London: The lone woman among 15 British sailors detained by Iranian forces said in an interview published on Monday that she feared she could be raped and then killed.

Faye Turney told The Sun in her first interview since her group’s release on Thursday that she was threatened with years in prison unless she did what she was told.

Turney said “aggressive” armed men in uniform aboard boats mounted with heavy artillery had captured them. One of the men was pointing a rocket propelled grenade launcher at her head.

“If we had opened fire there would have been a bloodbath that we could not have won. My parents would have been picking me up from RAF Brize Norton in a wooden box,” she said.

“I was angry and confused…There was nothing different about that operation than the others we had carried out. We knew we had done nothing wrong,” she said.

She said she had tucked her ponytail down the back of her uniform and tried to avoid eye contact with the captors so they would not discover she was a woman.

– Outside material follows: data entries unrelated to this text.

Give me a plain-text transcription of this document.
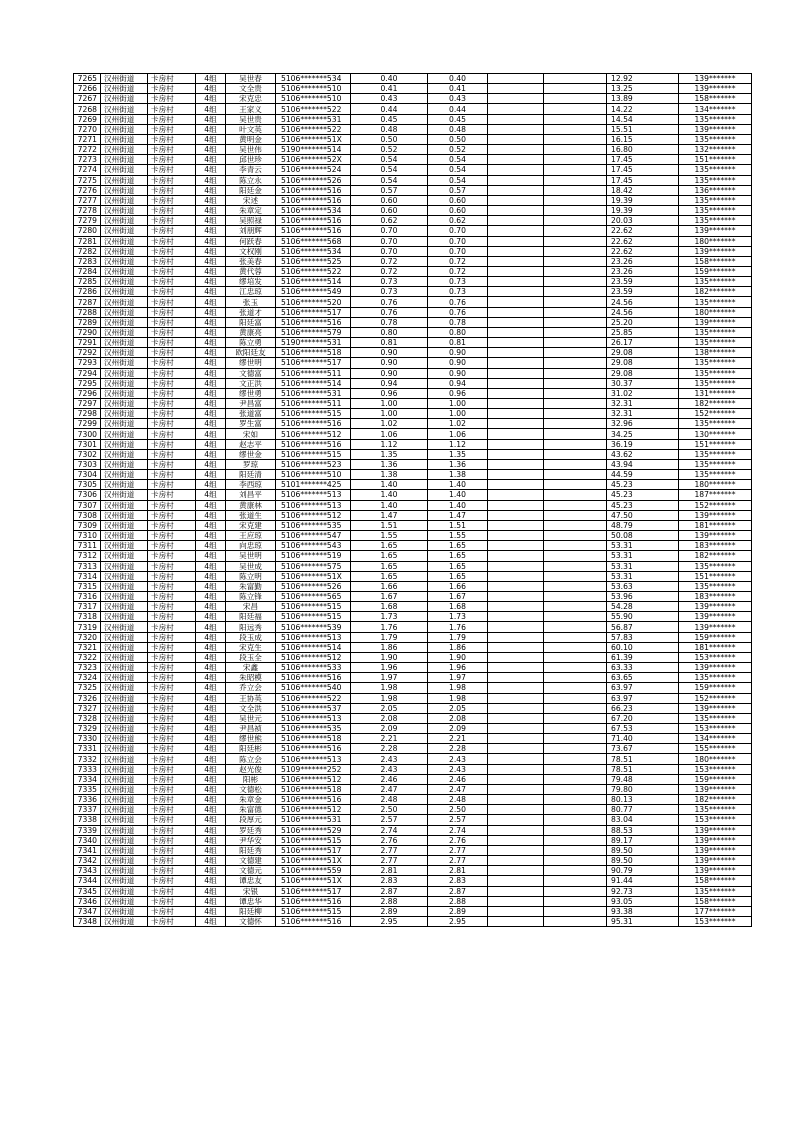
7265	汉州街道	卡房村	4组	吴世春	5106*******534	0.40	0.40			12.92	139*******
7266	汉州街道	卡房村	4组	文全贵	5106*******510	0.41	0.41			13.25	139*******
7267	汉州街道	卡房村	4组	宋克忠	5106*******510	0.43	0.43			13.89	158*******
7268	汉州街道	卡房村	4组	王家义	5106*******522	0.44	0.44			14.22	134*******
7269	汉州街道	卡房村	4组	吴世贵	5106*******531	0.45	0.45			14.54	135*******
7270	汉州街道	卡房村	4组	叶文英	5106*******522	0.48	0.48			15.51	139*******
7271	汉州街道	卡房村	4组	黄明金	5106*******51X	0.50	0.50			16.15	135*******
7272	汉州街道	卡房村	4组	吴世伟	5190*******514	0.52	0.52			16.80	132*******
7273	汉州街道	卡房村	4组	邱世珍	5106*******52X	0.54	0.54			17.45	151*******
7274	汉州街道	卡房村	4组	李青云	5106*******524	0.54	0.54			17.45	135*******
7275	汉州街道	卡房村	4组	陈立永	5106*******526	0.54	0.54			17.45	135*******
7276	汉州街道	卡房村	4组	阳廷金	5106*******516	0.57	0.57			18.42	136*******
7277	汉州街道	卡房村	4组	宋述	5106*******516	0.60	0.60			19.39	135*******
7278	汉州街道	卡房村	4组	朱章定	5106*******534	0.60	0.60			19.39	135*******
7279	汉州街道	卡房村	4组	吴照禄	5106*******516	0.62	0.62			20.03	135*******
7280	汉州街道	卡房村	4组	刘朋辉	5106*******516	0.70	0.70			22.62	139*******
7281	汉州街道	卡房村	4组	何跃春	5106*******568	0.70	0.70			22.62	180*******
7282	汉州街道	卡房村	4组	文权刚	5106*******534	0.70	0.70			22.62	139*******
7283	汉州街道	卡房村	4组	张美春	5106*******525	0.72	0.72			23.26	158*******
7284	汉州街道	卡房村	4组	黄代蓉	5106*******522	0.72	0.72			23.26	159*******
7285	汉州街道	卡房村	4组	缪培发	5106*******514	0.73	0.73			23.59	135*******
7286	汉州街道	卡房村	4组	江忠琼	5106*******549	0.73	0.73			23.59	182*******
7287	汉州街道	卡房村	4组	张玉	5106*******520	0.76	0.76			24.56	135*******
7288	汉州街道	卡房村	4组	张道才	5106*******517	0.76	0.76			24.56	180*******
7289	汉州街道	卡房村	4组	阳廷富	5106*******516	0.78	0.78			25.20	139*******
7290	汉州街道	卡房村	4组	黄康亮	5106*******579	0.80	0.80			25.85	135*******
7291	汉州街道	卡房村	4组	陈立勇	5190*******531	0.81	0.81			26.17	135*******
7292	汉州街道	卡房村	4组	欧阳廷友	5106*******518	0.90	0.90			29.08	138*******
7293	汉州街道	卡房村	4组	缪世明	5106*******517	0.90	0.90			29.08	135*******
7294	汉州街道	卡房村	4组	文德富	5106*******511	0.90	0.90			29.08	135*******
7295	汉州街道	卡房村	4组	文正洪	5106*******514	0.94	0.94			30.37	135*******
7296	汉州街道	卡房村	4组	缪世勇	5106*******531	0.96	0.96			31.02	131*******
7297	汉州街道	卡房村	4组	尹昌富	5106*******511	1.00	1.00			32.31	182*******
7298	汉州街道	卡房村	4组	张道富	5106*******515	1.00	1.00			32.31	152*******
7299	汉州街道	卡房村	4组	罗生富	5106*******516	1.02	1.02			32.96	135*******
7300	汉州街道	卡房村	4组	宋如	5106*******512	1.06	1.06			34.25	130*******
7301	汉州街道	卡房村	4组	赵志平	5106*******516	1.12	1.12			36.19	151*******
7302	汉州街道	卡房村	4组	缪世金	5106*******515	1.35	1.35			43.62	135*******
7303	汉州街道	卡房村	4组	罗琼	5106*******523	1.36	1.36			43.94	135*******
7304	汉州街道	卡房村	4组	阳廷清	5106*******510	1.38	1.38			44.59	135*******
7305	汉州街道	卡房村	4组	李西琼	5101*******425	1.40	1.40			45.23	180*******
7306	汉州街道	卡房村	4组	刘昌平	5106*******513	1.40	1.40			45.23	187*******
7307	汉州街道	卡房村	4组	黄康林	5106*******513	1.40	1.40			45.23	152*******
7308	汉州街道	卡房村	4组	张道生	5106*******512	1.47	1.47			47.50	139*******
7309	汉州街道	卡房村	4组	宋克建	5106*******535	1.51	1.51			48.79	181*******
7310	汉州街道	卡房村	4组	王应琼	5106*******547	1.55	1.55			50.08	139*******
7311	汉州街道	卡房村	4组	向忠琼	5106*******543	1.65	1.65			53.31	183*******
7312	汉州街道	卡房村	4组	吴世明	5106*******519	1.65	1.65			53.31	182*******
7313	汉州街道	卡房村	4组	吴世成	5106*******575	1.65	1.65			53.31	135*******
7314	汉州街道	卡房村	4组	陈立明	5106*******51X	1.65	1.65			53.31	151*******
7315	汉州街道	卡房村	4组	朱富勤	5106*******526	1.66	1.66			53.63	135*******
7316	汉州街道	卡房村	4组	陈立锋	5106*******565	1.67	1.67			53.96	183*******
7317	汉州街道	卡房村	4组	宋昌	5106*******515	1.68	1.68			54.28	139*******
7318	汉州街道	卡房村	4组	阳廷福	5106*******515	1.73	1.73			55.90	139*******
7319	汉州街道	卡房村	4组	阳远秀	5106*******539	1.76	1.76			56.87	139*******
7320	汉州街道	卡房村	4组	段玉成	5106*******513	1.79	1.79			57.83	159*******
7321	汉州街道	卡房村	4组	宋克生	5106*******514	1.86	1.86			60.10	181*******
7322	汉州街道	卡房村	4组	段玉全	5106*******512	1.90	1.90			61.39	153*******
7323	汉州街道	卡房村	4组	宋鑫	5106*******533	1.96	1.96			63.33	139*******
7324	汉州街道	卡房村	4组	朱昭模	5106*******516	1.97	1.97			63.65	135*******
7325	汉州街道	卡房村	4组	乔立会	5106*******540	1.98	1.98			63.97	159*******
7326	汉州街道	卡房村	4组	王协英	5106*******522	1.98	1.98			63.97	152*******
7327	汉州街道	卡房村	4组	文全洪	5106*******537	2.05	2.05			66.23	139*******
7328	汉州街道	卡房村	4组	吴世元	5106*******513	2.08	2.08			67.20	135*******
7329	汉州街道	卡房村	4组	尹昌祯	5106*******535	2.09	2.09			67.53	153*******
7330	汉州街道	卡房村	4组	缪世熊	5106*******518	2.21	2.21			71.40	134*******
7331	汉州街道	卡房村	4组	阳廷彬	5106*******516	2.28	2.28			73.67	155*******
7332	汉州街道	卡房村	4组	陈立会	5106*******513	2.43	2.43			78.51	180*******
7333	汉州街道	卡房村	4组	赵光俊	5109*******252	2.43	2.43			78.51	153*******
7334	汉州街道	卡房村	4组	阳彬	5106*******512	2.46	2.46			79.48	159*******
7335	汉州街道	卡房村	4组	文德松	5106*******518	2.47	2.47			79.80	139*******
7336	汉州街道	卡房村	4组	朱章金	5106*******516	2.48	2.48			80.13	182*******
7337	汉州街道	卡房村	4组	朱富德	5106*******512	2.50	2.50			80.77	135*******
7338	汉州街道	卡房村	4组	段厚元	5106*******531	2.57	2.57			83.04	153*******
7339	汉州街道	卡房村	4组	罗廷秀	5106*******529	2.74	2.74			88.53	139*******
7340	汉州街道	卡房村	4组	尹华安	5106*******515	2.76	2.76			89.17	139*******
7341	汉州街道	卡房村	4组	阳廷秀	5106*******517	2.77	2.77			89.50	139*******
7342	汉州街道	卡房村	4组	文德建	5106*******51X	2.77	2.77			89.50	139*******
7343	汉州街道	卡房村	4组	文德元	5106*******559	2.81	2.81			90.79	139*******
7344	汉州街道	卡房村	4组	谭忠友	5106*******51X	2.83	2.83			91.44	158*******
7345	汉州街道	卡房村	4组	宋银	5106*******517	2.87	2.87			92.73	135*******
7346	汉州街道	卡房村	4组	谭忠华	5106*******516	2.88	2.88			93.05	158*******
7347	汉州街道	卡房村	4组	阳廷柳	5106*******515	2.89	2.89			93.38	177*******
7348	汉州街道	卡房村	4组	文德怀	5106*******516	2.95	2.95			95.31	153*******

But one of them noticed. “That same man reached over and started tugging at my helmet, trying to rip it off.  There was a look of total disbelief and they kept staring at me and repeating ‘woman, woman’.”

Turney said that during their 13-day detention she was asked how she felt about dying for her country. One morning she heard wood being sawn and nails hammered near her cell and a woman measured her with a tape. "I was convinced they were making my coffin," she said.

The 15 were seized in the Shatt al-Arab waterway between Iraq and Iran. Iran said they entered its waters illegally, a claim Britain denies.

Iranian television showed new film footage on Monday of the sailors and marines playing table tennis and chess and watching a football match on television while they were in Iran.